We have to bring back to our communities and to society all the mentally ill persons who … are still living in the shadows, under the bridges and highways, and in our jails and prisons.
Dr. Ruiz was born in Quemados de Guines, Cuba. He received a B.S. from Santa Clara Institute in Cuba (1954) and an M.D. from the University of Paris (1964). He interned at the Medical School of the University of Miami (1965), followed by a psychiatric residency there (1966–68). He then moved to New York City, spending a year at the Lincoln Community Mental Health Center in the Bronx, first in the partial hospital services and then as Director (1969–77). He was also in private practice (1969–73).
Dr. Ruiz became associated with the Einstein College of Medicine in 1968 as an instructor, then associate professor (1969–73), assistant dean in 1976, and professor (1978–81). From 1979–81, he was director of the Bronx State Psychiatric Center. He moved to Baylor College of Medicine in Houston, Texas, as Professor of Psychiatry in 1981.
Dr. Ruiz has spent most of his professional career in public psychiatry and medical school teaching. He is especially interested in transcultural psychiatry and addiction.
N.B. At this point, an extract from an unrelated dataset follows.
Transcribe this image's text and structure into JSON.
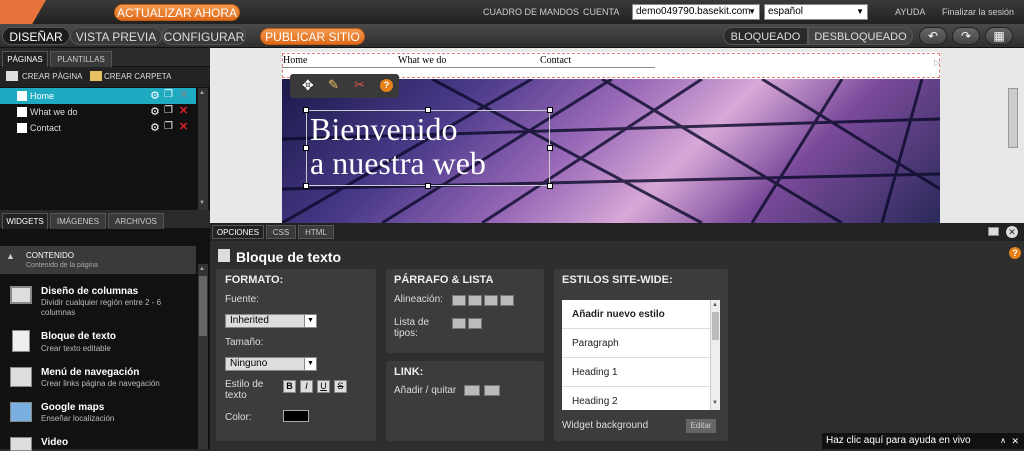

His activities reflect these interests nationally and internationally through organizational memberships, editorial boards, and lectureships.
Among the editorial boards on which he has served are Hospital and Community Psychiatry (1981–87); American Journal of Addiction (1990–2001); American Journal of Ortho Psychiatry (1994–2004); Journal of Cultural Diversity and Mental Health (1995–98); and Editor-in-Chief of Addictive Disorders and Their Treatment (2001-present), as well as editorial boards of journals in Argentina, Honduras, Italy, Spain, Egypt, and various Arab countries.
His awards and lectureships are also national and international. Among them are the Simon Bolivar Award of the APA (1991); the Rafael Taveres Award of the Association of Hispanic Mental Health Professionals (1991); the Exemplary Psychiatrist Award of the National Alliance for the Mentally Ill (1992 & 93); the Bowis Award of the American College of Psychiatrists (1996); the APA Administrative Psychiatry Award (1991-96); the APA George Tarjan Award (2002) and awards for teaching, research, and community service by the University of Texas Health Sciences Center in Houston. He is an honorary member or Fellow of the American Academy of Psychoanalysis (2005); the World Psychiatric Association (2005), the Mexican Psychiatric Association (2006) the Bolivian Psychiatric Association, and the Egyptian Psychiatric Association (2006). He has also served on numerous National Advisory Committees and the American Board of Psychiatry and Neurology (1995-2002). He was Secretary of the Bronx District Branch (1974-76), Dr. Ruiz has served on numerous major APA Committees including Chair of the Ethics Appeal Board (2001-03).
Dr. Ruiz served as Vice President (2003-05) of the American Psychiatric Association and President (2006-07).